With language institutes you can, in the main, expect to find yourself teaching children or adults in the same class. Enthusiasm for English amongst the general population can sometimes not be as high, for example, as it is in Germany or Holland, and it is possible that the motivation of those being taught is not quite as great.
In the main you will find yourself teaching students of varying ability, even within the same class. Hence, expect all ranges of ability. The challenge, particularly with children, is in motivating them. It is also a task to cope with varying levels of ability within the same class. Nevertheless, Italians can be great fun to teach, and can be very enthusiastic
For those seeking work in advance there is no over-arching list of the hundreds of language schools - scuole di lingue - which exist in Italy, and one’s best resource is the Yellow Pages. International language schools like Berlitz, Benedict Schools and Liguarama have a strong presence in Italy, and there are several Italian chains. The Italian groups include the British Schools Group (www.britishschool.com) and British Institutes (www.britishinstitutes.it). Another is Oxford Schools (www.oxforditalia.it).
The new arrival would do well to consult the weekly English language papers Rome Metropolitan and Wanted in Rome. In addition to this placing ads in tobacconists and supermarkets is not a bad idea, and there are also notice boards in the two English bookshops in Rome, Lion Bookshop and Economy Bookshop.
Whatever way you look for work it is important to remember that life grinds to a halt in August, as with many European countries. Therefore your travel plans should be formulated to avoid hitting this dead spot during which very little gets done.
When contract for a position in an institute it is very important to thoroughly read your contract, and check what it stipulates. There can be a slight cultural trait amongst Italians to tell you what you want to hear. The reality may be somewhat different. Remember what is important to you - accommodation, class size, salary, etc. and try and ensure these are adequately catered for in your contract.
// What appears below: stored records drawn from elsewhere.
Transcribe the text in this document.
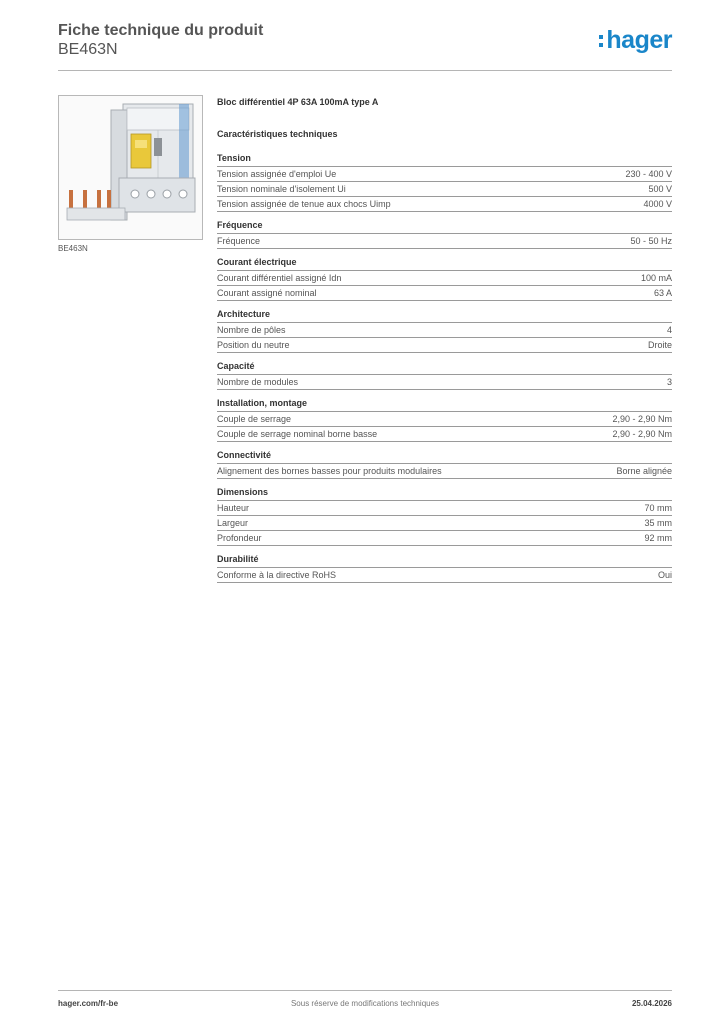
Fiche technique du produit
BE463N	hager
BE463N
Bloc différentiel 4P 63A 100mA type A
Caractéristiques techniques
Tension
Tension assignée d'emploi Ue	230 - 400 V
Tension nominale d'isolement Ui	500 V
Tension assignée de tenue aux chocs Uimp	4000 V
Fréquence
Fréquence	50 - 50 Hz
Courant électrique
Courant différentiel assigné Idn	100 mA
Courant assigné nominal	63 A
Architecture
Nombre de pôles	4
Position du neutre	Droite
Capacité
Nombre de modules	3
Installation, montage
Couple de serrage	2,90 - 2,90 Nm
Couple de serrage nominal borne basse	2,90 - 2,90 Nm
Connectivité
Alignement des bornes basses pour produits modulaires	Borne alignée
Dimensions
Hauteur	70 mm
Largeur	35 mm
Profondeur	92 mm
Durabilité
Conforme à la directive RoHS	Oui
hager.com/fr-be	Sous réserve de modifications techniques	25.04.2026
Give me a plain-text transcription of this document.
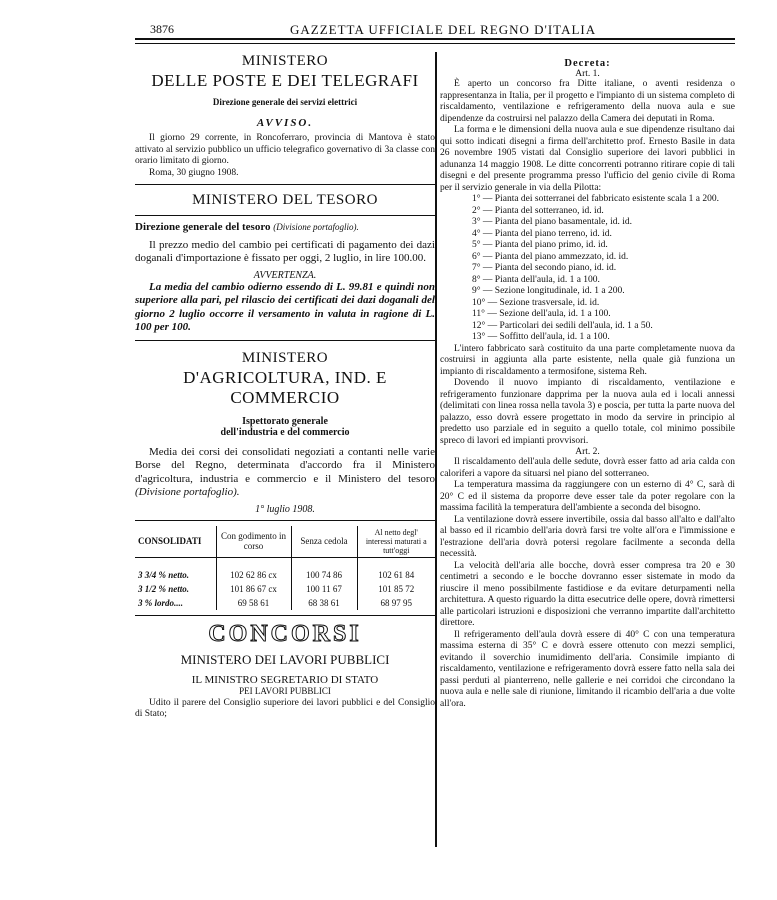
3876	GAZZETTA UFFICIALE DEL REGNO D'ITALIA
MINISTERO
DELLE POSTE E DEI TELEGRAFI
Direzione generale dei servizi elettrici
AVVISO.
Il giorno 29 corrente, in Roncoferraro, provincia di Mantova è stato attivato al servizio pubblico un ufficio telegrafico governativo di 3a classe con orario limitato di giorno.
Roma, 30 giugno 1908.
MINISTERO DEL TESORO
Direzione generale del tesoro (Divisione portafoglio).
Il prezzo medio del cambio pei certificati di pagamento dei dazi doganali d'importazione è fissato per oggi, 2 luglio, in lire 100.00.
AVVERTENZA.
La media del cambio odierno essendo di L. 99.81 e quindi non superiore alla pari, pel rilascio dei certificati dei dazi doganali del giorno 2 luglio occorre il versamento in valuta in ragione di L. 100 per 100.
MINISTERO
D'AGRICOLTURA, IND. E COMMERCIO
Ispettorato generale
dell'industria e del commercio
Media dei corsi dei consolidati negoziati a contanti nelle varie Borse del Regno, determinata d'accordo fra il Ministero d'agricoltura, industria e commercio e il Ministero del tesoro (Divisione portafoglio).
1° luglio 1908.
CONSOLIDATI	Con godimento in corso	Senza cedola	Al netto degl' interessi maturati a tutt'oggi
3 3/4 % netto.	102 62 86 cx	100 74 86	102 61 84
3 1/2 % netto.	101 86 67 cx	100 11 67	101 85 72
3 % lordo....	69 58 61	68 38 61	68 97 95
CONCORSI
MINISTERO DEI LAVORI PUBBLICI
IL MINISTRO SEGRETARIO DI STATO
PEI LAVORI PUBBLICI
Udito il parere del Consiglio superiore dei lavori pubblici e del Consiglio di Stato;
Decreta:
Art. 1.
È aperto un concorso fra Ditte italiane, o aventi residenza o rappresentanza in Italia, per il progetto e l'impianto di un sistema completo di riscaldamento, ventilazione e refrigeramento della nuova aula e sue dipendenze da costruirsi nel palazzo della Camera dei deputati in Roma.
La forma e le dimensioni della nuova aula e sue dipendenze risultano dai qui sotto indicati disegni a firma dell'architetto prof. Ernesto Basile in data 26 novembre 1905 vistati dal Consiglio superiore dei lavori pubblici in adunanza 14 maggio 1908. Le ditte concorrenti potranno ritirare copie di tali disegni e del presente programma presso l'ufficio del genio civile di Roma per il servizio generale in via della Pilotta:
1° — Pianta dei sotterranei del fabbricato esistente scala 1 a 200.
2° — Pianta del sotterraneo, id. id.
3° — Pianta del piano basamentale, id. id.
4° — Pianta del piano terreno, id. id.
5° — Pianta del piano primo, id. id.
6° — Pianta del piano ammezzato, id. id.
7° — Pianta del secondo piano, id. id.
8° — Pianta dell'aula, id. 1 a 100.
9° — Sezione longitudinale, id. 1 a 200.
10° — Sezione trasversale, id. id.
11° — Sezione dell'aula, id. 1 a 100.
12° — Particolari dei sedili dell'aula, id. 1 a 50.
13° — Soffitto dell'aula, id. 1 a 100.
L'intero fabbricato sarà costituito da una parte completamente nuova da costruirsi in aggiunta alla parte esistente, nella quale già funziona un impianto di riscaldamento a termosifone, sistema Reh.
Dovendo il nuovo impianto di riscaldamento, ventilazione e refrigeramento funzionare dapprima per la nuova aula ed i locali annessi (delimitati con linea rossa nella tavola 3) e poscia, per tutta la parte nuova del palazzo, esso dovrà essere progettato in modo da servire in principio al predetto uso parziale ed in seguito a quello totale, col minimo possibile spreco di lavori ed impianti provvisori.
Art. 2.
Il riscaldamento dell'aula delle sedute, dovrà esser fatto ad aria calda con caloriferi a vapore da situarsi nel piano del sotterraneo.
La temperatura massima da raggiungere con un esterno di 4° C, sarà di 20° C ed il sistema da proporre deve esser tale da poter regolare con la massima facilità la temperatura dell'ambiente a seconda del bisogno.
La ventilazione dovrà essere invertibile, ossia dal basso all'alto e dall'alto al basso ed il ricambio dell'aria dovrà farsi tre volte all'ora e l'immissione e l'estrazione dell'aria dovrà potersi regolare facilmente a seconda della necessità.
La velocità dell'aria alle bocche, dovrà esser compresa tra 20 e 30 centimetri a secondo e le bocche dovranno esser sistemate in modo da riuscire il meno possibilmente fastidiose e da evitare deturpamenti nella architettura. A questo riguardo la ditta esecutrice delle opere, dovrà rimettersi alle particolari istruzioni e disposizioni che verranno impartite dall'architetto direttore.
Il refrigeramento dell'aula dovrà essere di 40° C con una temperatura massima esterna di 35° C e dovrà essere ottenuto con mezzi semplici, evitando il soverchio inumidimento dell'aria. Consimile impianto di riscaldamento, ventilazione e refrigeramento dovrà essere fatto nella sala dei passi perduti al pianterreno, nelle gallerie e nei corridoi che circondano la nuova aula e nelle sale di riunione, limitando il ricambio dell'aria a due volte all'ora.
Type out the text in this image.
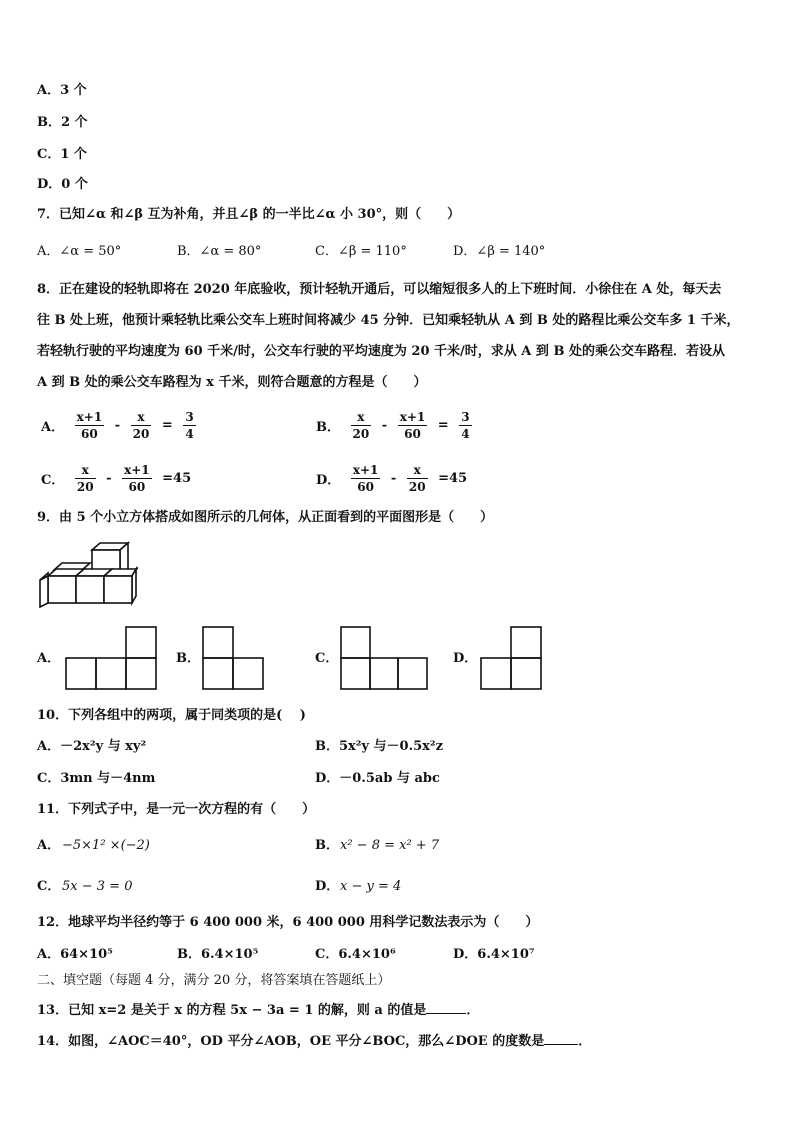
A．3 个
B．2 个
C．1 个
D．0 个
7．已知∠α 和∠β 互为补角，并且∠β 的一半比∠α 小 30°，则（　　）
A．∠α = 50°	B．∠α = 80°	C．∠β = 110°	D．∠β = 140°
8．正在建设的轻轨即将在 2020 年底验收，预计轻轨开通后，可以缩短很多人的上下班时间．小徐住在 A 处，每天去
往 B 处上班，他预计乘轻轨比乘公交车上班时间将减少 45 分钟．已知乘轻轨从 A 到 B 处的路程比乘公交车多 1 千米，
若轻轨行驶的平均速度为 60 千米/时，公交车行驶的平均速度为 20 千米/时，求从 A 到 B 处的乘公交车路程．若设从
A 到 B 处的乘公交车路程为 x 千米，则符合题意的方程是（　　）
A． $\frac{x+1}{60} - \frac{x}{20} = \frac{3}{4}$	B． $\frac{x}{20} - \frac{x+1}{60} = \frac{3}{4}$
C． $\frac{x}{20} - \frac{x+1}{60} =45$	D． $\frac{x+1}{60} - \frac{x}{20} =45$
9．由 5 个小立方体搭成如图所示的几何体，从正面看到的平面图形是（　　）
A．	B．	C．	D．
10．下列各组中的两项，属于同类项的是(　 )
A．－2x²y 与 xy²	B．5x²y 与－0.5x²z
C．3mn 与－4nm	D．－0.5ab 与 abc
11．下列式子中，是一元一次方程的有（　　）
A． −5×1² ×(−2)	B． x² − 8 = x² + 7
C． 5x − 3 = 0	D． x − y = 4
12．地球平均半径约等于 6 400 000 米，6 400 000 用科学记数法表示为（　　）
A．64×10⁵	B．6.4×10⁵	C．6.4×10⁶	D．6.4×10⁷
二、填空题（每题 4 分，满分 20 分，将答案填在答题纸上）
13．已知 x=2 是关于 x 的方程 5x − 3a = 1 的解，则 a 的值是	．
14．如图，∠AOC＝40°，OD 平分∠AOB，OE 平分∠BOC，那么∠DOE 的度数是	．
It can be the case that some state schools are not prepared to go through the difficult process of hiring native English-speaking teachers from outside of Europe. However, in some cases it is easier to place teachers from the US than from other countries, such as Australia and New Zealand. Non-EU citizens should check with the Italian consulate in their native country to look for language exchange programs, etc. Americans may wish to contact Interexchange (www.interexchange.org), of New York, who run an exchange programme.
You should be aware of the fact that the reciprocal social security system that exists within the EU means that high schools are required to register their staff for a social security card and also pay part of their contributions. This means that some schools are generally not willing to take on anybody who is ineligible.
Most individuals working for institutes are self-employed, or ‘freelance’. Therefore, they are responsible for paying their own tax and social security. New arrivals are required to register with the police, organise a bank account into which their wages will be paid, and get a tax number from their local tax office.
For Americans as well, it is worth trying to see if there are positions available through the US military. The military employs lots of civilians and may be able to process work permits, etc. for you. In addition to this student visas are also an option.
Working your way through the bureaucracy you will need original certificates of any qualifications you have, along with passport photos, birth certificate, and passport.